A person on a bicycle is by far the most energy-efficient among animals and machines per distance traveled relative to body weight. The bicycle is magic.

https://www.jstor.org/stable/24923004

@davidho it’s a bit unfair to compare to animals, i assume the bike is on a nice road, not in the forest or in a river, where its performance are severely impacted.
However, totally fair to compare to the automobile and other man-made transports.

@tshirtman

I would like the chart-makers to recalculate the data factoring in the energy needed to make roads and runways in those instances where they apply. The bicycles would maybe need half the roadway of cars, but still.
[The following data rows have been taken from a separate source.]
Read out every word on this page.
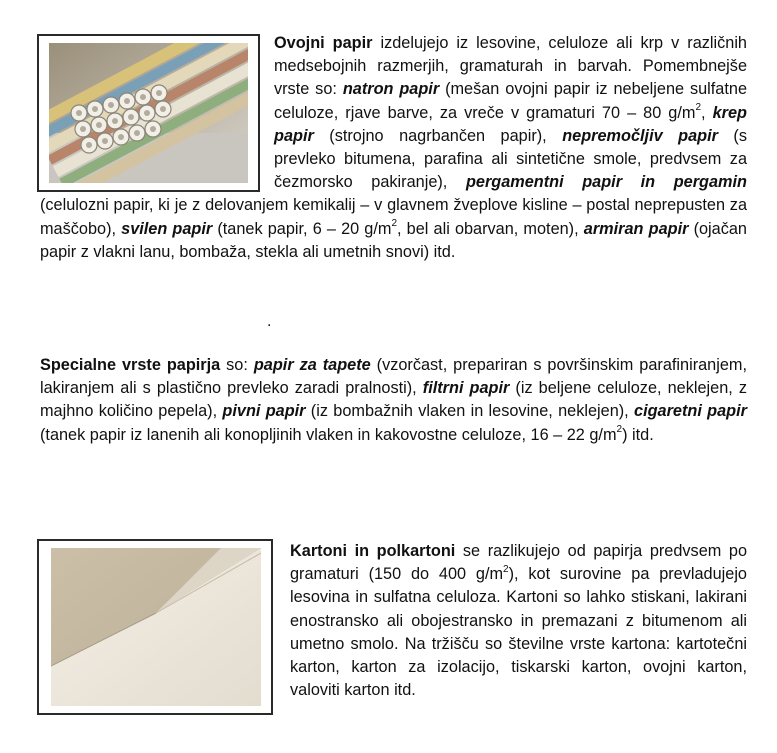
Ovojni papir izdelujejo iz lesovine, celuloze ali krp v različnih medsebojnih razmerjih, gramaturah in barvah. Pomembnejše vrste so: natron papir (mešan ovojni papir iz nebeljene sulfatne celuloze, rjave barve, za vreče v gramaturi 70 – 80 $g/m^2$, krep papir (strojno nagrbančen papir), nepremočljiv papir (s prevleko bitumena, parafina ali sintetične smole, predvsem za čezmorsko pakiranje), pergamentni papir in pergamin (celulozni papir, ki je z delovanjem kemikalij – v glavnem žveplove kisline – postal neprepusten za maščobo), svilen papir (tanek papir, 6 – 20 $g/m^2$, bel ali obarvan, moten), armiran papir (ojačan papir z vlakni lanu, bombaža, stekla ali umetnih snovi) itd.
.
Specialne vrste papirja so: papir za tapete (vzorčast, prepariran s površinskim parafiniranjem, lakiranjem ali s plastično prevleko zaradi pralnosti), filtrni papir (iz beljene celuloze, neklejen, z majhno količino pepela), pivni papir (iz bombažnih vlaken in lesovine, neklejen), cigaretni papir (tanek papir iz lanenih ali konopljinih vlaken in kakovostne celuloze, 16 – 22 $g/m^2$) itd.
Kartoni in polkartoni se razlikujejo od papirja predvsem po gramaturi (150 do 400 $g/m^2$), kot surovine pa prevladujejo lesovina in sulfatna celuloza. Kartoni so lahko stiskani, lakirani enostransko ali obojestransko in premazani z bitumenom ali umetno smolo. Na tržišču so številne vrste kartona: kartotečni karton, karton za izolacijo, tiskarski karton, ovojni karton, valoviti karton itd.
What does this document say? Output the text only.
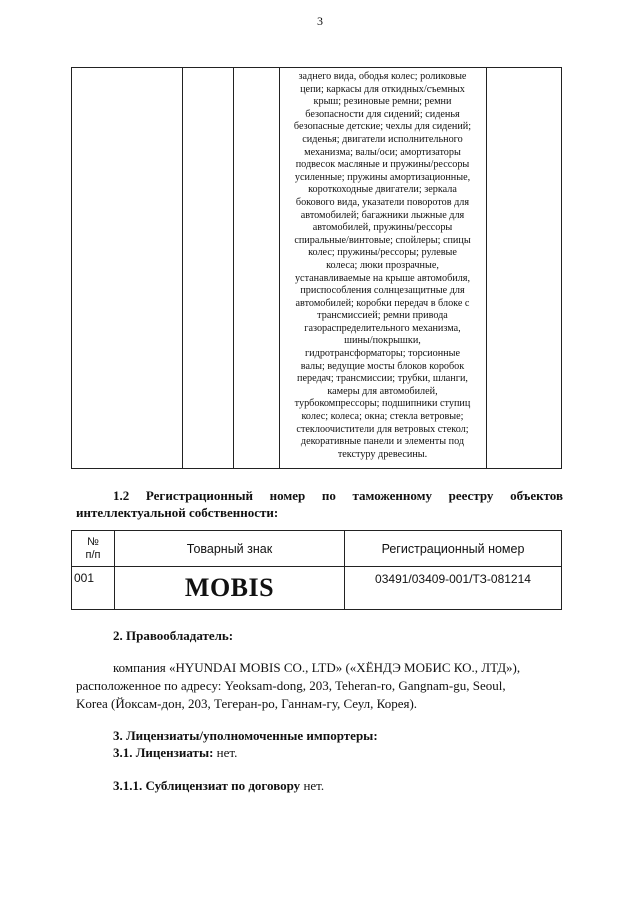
3
заднего вида, ободья колес; роликовые
цепи; каркасы для откидных/съемных
крыш; резиновые ремни; ремни
безопасности для сидений; сиденья
безопасные детские; чехлы для сидений;
сиденья; двигатели исполнительного
механизма; валы/оси; амортизаторы
подвесок масляные и пружины/рессоры
усиленные; пружины амортизационные,
короткоходные двигатели; зеркала
бокового вида, указатели поворотов для
автомобилей; багажники лыжные для
автомобилей, пружины/рессоры
спиральные/винтовые; спойлеры; спицы
колес; пружины/рессоры; рулевые
колеса; люки прозрачные,
устанавливаемые на крыше автомобиля,
приспособления солнцезащитные для
автомобилей; коробки передач в блоке с
трансмиссией; ремни привода
газораспределительного механизма,
шины/покрышки,
гидротрансформаторы; торсионные
валы; ведущие мосты блоков коробок
передач; трансмиссии; трубки, шланги,
камеры для автомобилей,
турбокомпрессоры; подшипники ступиц
колес; колеса; окна; стекла ветровые;
стеклоочистители для ветровых стекол;
декоративные панели и элементы под
текстуру древесины.
1.2 Регистрационный номер по таможенному реестру объектов интеллектуальной собственности:
№
п/п	Товарный знак	Регистрационный номер
001	MOBIS	03491/03409-001/ТЗ-081214
2. Правообладатель:
компания «HYUNDAI MOBIS CO., LTD» («ХЁНДЭ МОБИС КО., ЛТД»),
расположенное по адресу: Yeoksam-dong, 203, Teheran-ro, Gangnam-gu, Seoul,
Korea (Йоксам-дон, 203, Тегеран-ро, Ганнам-гу, Сеул, Корея).
3. Лицензиаты/уполномоченные импортеры:
3.1. Лицензиаты: нет.
3.1.1. Сублицензиат по договору нет.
We hold up the wheel as civilization-defining technology, but wheels are for naught without roads, and the smoother, the better.

@davidho

@patrickgillam @davidho indeed. In Europe we marvel at the remaining roman buildings, but all the roads they built are covered by our own, newer, smoother, layers upon the ones they built back then, building roads across half the continent might have been one of their most impactful work.

(no, i don’t commonly think about the roman empire)

@patrickgillam @tshirtman @davidho

Yeah, this. I'd be interested to see the same comparison across different types of terrain.

Presumably, salmon are much less performant on roadways. And grass. And mountains.

Bikes also probably rather poor in the ocean.